No, a thousand times no. Let us not allow the working masses to forget that the war has been caused by world-wide economic and political complications, and not by ugly and despicable personal qualities in the peoples with which Germany is fighting. Let us have the courage, when we hear the invectives against “perfidious Albion,” the “degenerate French,” the “barbaric Russians,” etc., to reply by pointing out the ineradicable riches contributed by these peoples to human development, and how they have assisted the fruition of German civilisation. The Germans, who have themselves contributed so much towards the international treasury of civilisation, ought to be able to exercise justice and veracity in judging other peoples. Let us point out that all peoples have the same right to independence and autonomy for the preservation of which the Germans are struggling ....
We Socialist women hear the voices which in this time of blood and iron still speak softly, painfully, and yet consolingly, of the future. Let us be their interpreters to our children. Let us preserve them from the harsh brazen sound of the ideas which fill the streets to-day, in which cheap pride-of-race stifles humanity. In our children must grow up the security that this most frightful of all wars shall be the last. The blood of the killed and wounded must not be a stream to divide that which unites the present distress and the future hope.

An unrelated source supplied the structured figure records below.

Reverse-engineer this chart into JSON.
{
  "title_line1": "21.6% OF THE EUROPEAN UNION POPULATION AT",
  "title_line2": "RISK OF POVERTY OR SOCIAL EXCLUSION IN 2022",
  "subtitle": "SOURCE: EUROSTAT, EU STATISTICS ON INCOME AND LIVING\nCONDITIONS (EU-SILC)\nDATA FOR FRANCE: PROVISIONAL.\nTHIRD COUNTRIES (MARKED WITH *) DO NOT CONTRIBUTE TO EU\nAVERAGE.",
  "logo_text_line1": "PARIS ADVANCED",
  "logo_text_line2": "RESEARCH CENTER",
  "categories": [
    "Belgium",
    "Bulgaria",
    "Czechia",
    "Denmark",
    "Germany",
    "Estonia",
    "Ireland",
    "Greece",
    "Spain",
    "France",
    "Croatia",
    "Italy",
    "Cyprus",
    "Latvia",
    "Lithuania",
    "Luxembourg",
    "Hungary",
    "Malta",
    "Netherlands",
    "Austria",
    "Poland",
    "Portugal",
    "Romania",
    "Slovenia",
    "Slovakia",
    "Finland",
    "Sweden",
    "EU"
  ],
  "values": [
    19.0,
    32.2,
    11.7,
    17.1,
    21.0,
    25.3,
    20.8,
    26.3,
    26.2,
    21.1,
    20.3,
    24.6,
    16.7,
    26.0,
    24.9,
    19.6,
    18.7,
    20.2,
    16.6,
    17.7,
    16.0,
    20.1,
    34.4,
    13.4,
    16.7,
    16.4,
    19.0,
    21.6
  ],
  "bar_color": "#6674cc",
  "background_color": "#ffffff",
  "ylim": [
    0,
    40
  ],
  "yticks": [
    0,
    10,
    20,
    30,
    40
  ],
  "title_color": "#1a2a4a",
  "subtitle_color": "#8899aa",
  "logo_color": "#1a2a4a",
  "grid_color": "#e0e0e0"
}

It must be as a cement which shall bind fast for all time
“Humanité” publishes a report from a Swiss correspondent that the journal “Gleichheit,” published at Stuttgart and edited by our well-known comrade, Clara Zetkin, has been suppressed, and her “Appeal to Socialist Women” confiscated. This action of the Würtemburg Government follows upon the speech delivered on Sunday, December 6, at a Party meeting at Stuttgart. She strongly attacked the attitude of the majority of the Social-Democratic Reichstag Section. At the conclusion of her speech the local Executive of the Party and about thirty delegates left the hall, leaving nearly a hundred delegates present. These delegates passed a resolution congratulating Karl Liebknecht on voting against the further war credits in the Reichstag.
The number of the “Gleichheit” for November 27 contained a stirring article by Clara Zetkin entitled “An Appeal to the Socialist Women of all Countries.” In it she wrote: “The longer the war continues, the more are the masks torn down that have deceived so many people. It is presenting itself in all its naked ugliness as a war of capitalist conquest and world domination.” She makes a passionate appeal to the Socialist women of all countries to preserve the old Social-Democratic ideal and not to permit themselves to be carried away by the pervading Chauvinism. She says “If men must kill, it is we women who must fight for life. If men remain silent, it is our duty to speak out.”
A certain number of copies of the “Gleichheit” were sent across the Swiss frontier before the issue was confiscated.